Теперь судите сами. Кемпбеллы ждут отмщения. Если
отмщения не будет, если ваш Джемс избегнет кары, Кемпбеллы возмутятся. А это
означает волнения во всей горной Шотландии, которая и без того неспокойна и
далеко не разоружена: разоружение -- просто комедия...
-- Могу это подтвердить, -- сказал я.
-- Волнения в горной Шотландии сыграют на руку нашему старому,
недремлющему врагу, -- продолжал прокурор, тыча пальцем в воздух и не
переставая шагать по комнате, -- и могу поручиться, что у нас снова будет
сорок пятый год, на этот раз с Кемпбеллами в качестве противника. И что же,
ради того, чтобы сохранить жизнь вашему Стюарту, который, кстати, уже
осужден и за разные другие дела, кроме этого, -- ради его спасения вы хотите
ввергнуть родину в войну, рисковать попранием веры ваших отцов, поставить
под угрозу жизнь и состояние многих тысяч невинных людей?.. Вот какие
соображения влияют на меня и, надеюсь, в не меньшей мере повлияют на вас,
мистер Бэлфур, если вы преданы своей стране, справедливому правительству и
истинной вере.
-- Вы откровенны со мной, милорд, и я вам за это очень признателен, --
сказал я. -- Со своей стороны, постараюсь быть не менее честным. Я понимаю,
что ваши политические соображения совершенно здравы. Я понимаю, что на
плечах вашей светлости лежит тяжелое бремя долга, понимаю, что ваша совесть
связана присягой, которую вы дали, вступая на свой высокий пост. Но я
простой смертный, я даже не дорос до того, чтобы называться мужчиной, и свой
долг я понимаю просто. Я могу думать только о двух вещах: о несчастном,
которому незаслуженно угрожает скорая и позорная смерть, и о криках и
рыданиях его жены, которые до сих пор звучат у меня в ушах. Я не способен
видеть дальше этого, милорд. Так уж я создан. Если стране суждено погибнуть,
значит, она погибнет. И если я слеп, то молю бога просветить меня, пока не
поздно.
Он слушал меня, застыв на месте, и стоял так еще некоторое время.

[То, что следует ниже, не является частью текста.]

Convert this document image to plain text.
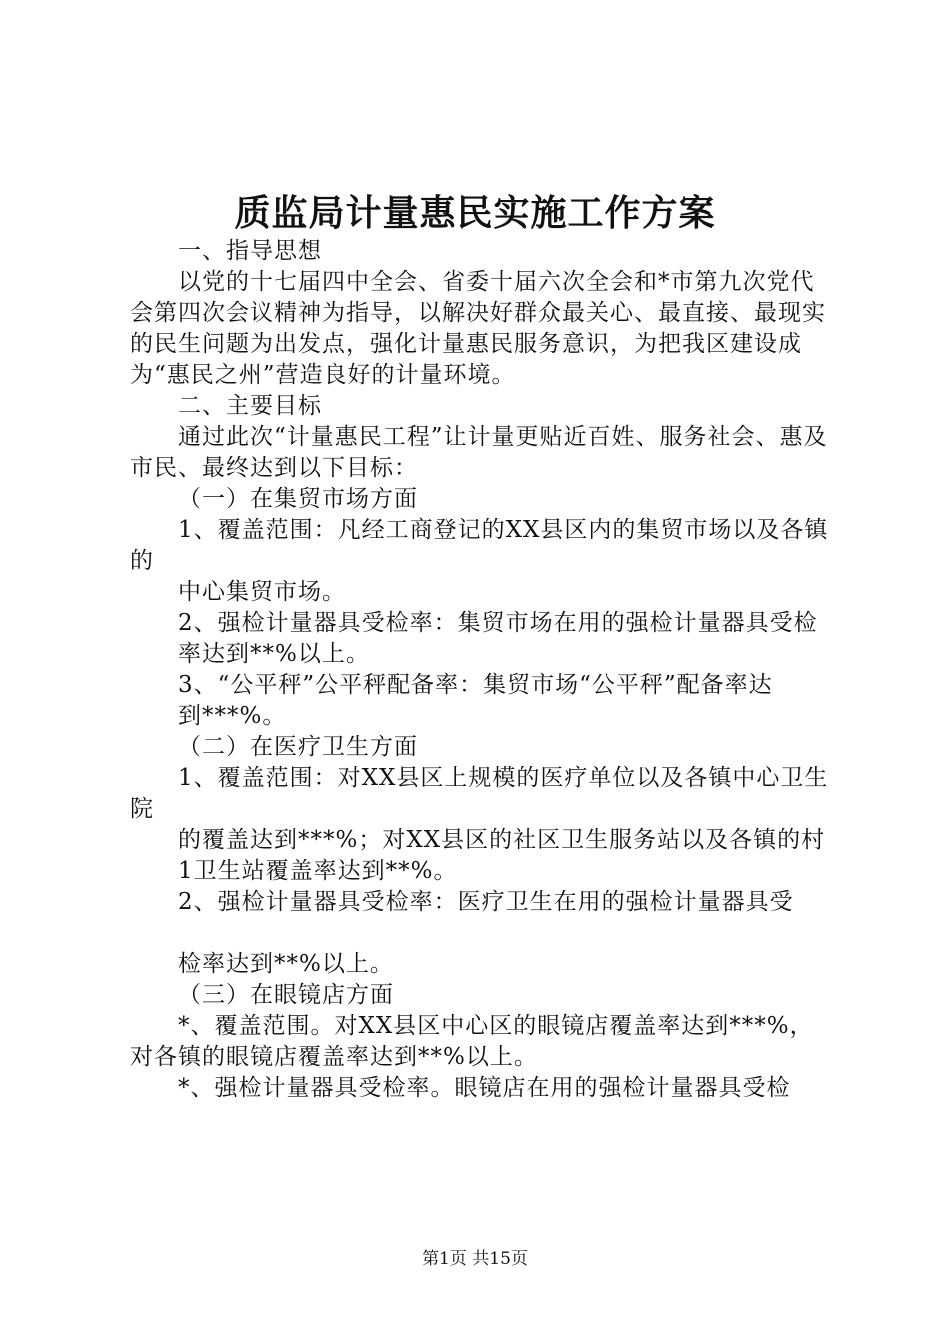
质监局计量惠民实施工作方案

一、指导思想

以党的十七届四中全会、省委十届六次全会和*市第九次党代会第四次会议精神为指导，以解决好群众最关心、最直接、最现实的民生问题为出发点，强化计量惠民服务意识，为把我区建设成为“惠民之州”营造良好的计量环境。

二、主要目标

通过此次“计量惠民工程”让计量更贴近百姓、服务社会、惠及市民、最终达到以下目标：

（一）在集贸市场方面

1、覆盖范围：凡经工商登记的XX县区内的集贸市场以及各镇的

中心集贸市场。

2、强检计量器具受检率：集贸市场在用的强检计量器具受检

率达到**%以上。

3、“公平秤”公平秤配备率：集贸市场“公平秤”配备率达

到***%。

（二）在医疗卫生方面

1、覆盖范围：对XX县区上规模的医疗单位以及各镇中心卫生院

的覆盖达到***%；对XX县区的社区卫生服务站以及各镇的村

1卫生站覆盖率达到**%。

2、强检计量器具受检率：医疗卫生在用的强检计量器具受

检率达到**%以上。

（三）在眼镜店方面

*、覆盖范围。对XX县区中心区的眼镜店覆盖率达到***%，对各镇的眼镜店覆盖率达到**%以上。

*、强检计量器具受检率。眼镜店在用的强检计量器具受检

第1页 共15页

-- Вот негаданная помеха! -- произнес он вслух, но обращаясь к самому
себе.
-- А как ваша светлость намерены распорядиться мною? -- спросил я.
-- Знаете ли вы, -- сказал он, -- что, если я пожелаю, вы будете
ночевать в тюрьме?
-- Милорд, -- ответил я, -- мне приходилось ночевать в местах и похуже.
-- Вот что, юноша, -- сказал он, -- наша беседа убедила меня в одном:
на ваше слово можно положиться. Дайте мне честное слово, что вы будете
держать в тайне не только то, о чем мы говорили сегодня вечером, но и все,
что касается эпинского дела, и я отпущу вас на волю.
-- Я дам слово молчать до завтра или до любого ближайшего дня, который
вам будет угодно назначить, -- ответил я. -- Не думайте, что это хитрость;
ведь если бы я дал слово без этой оговорки, то ваша цель, милорд, была бы
достигнута.
-- Я не собирался расставлять вам ловушку.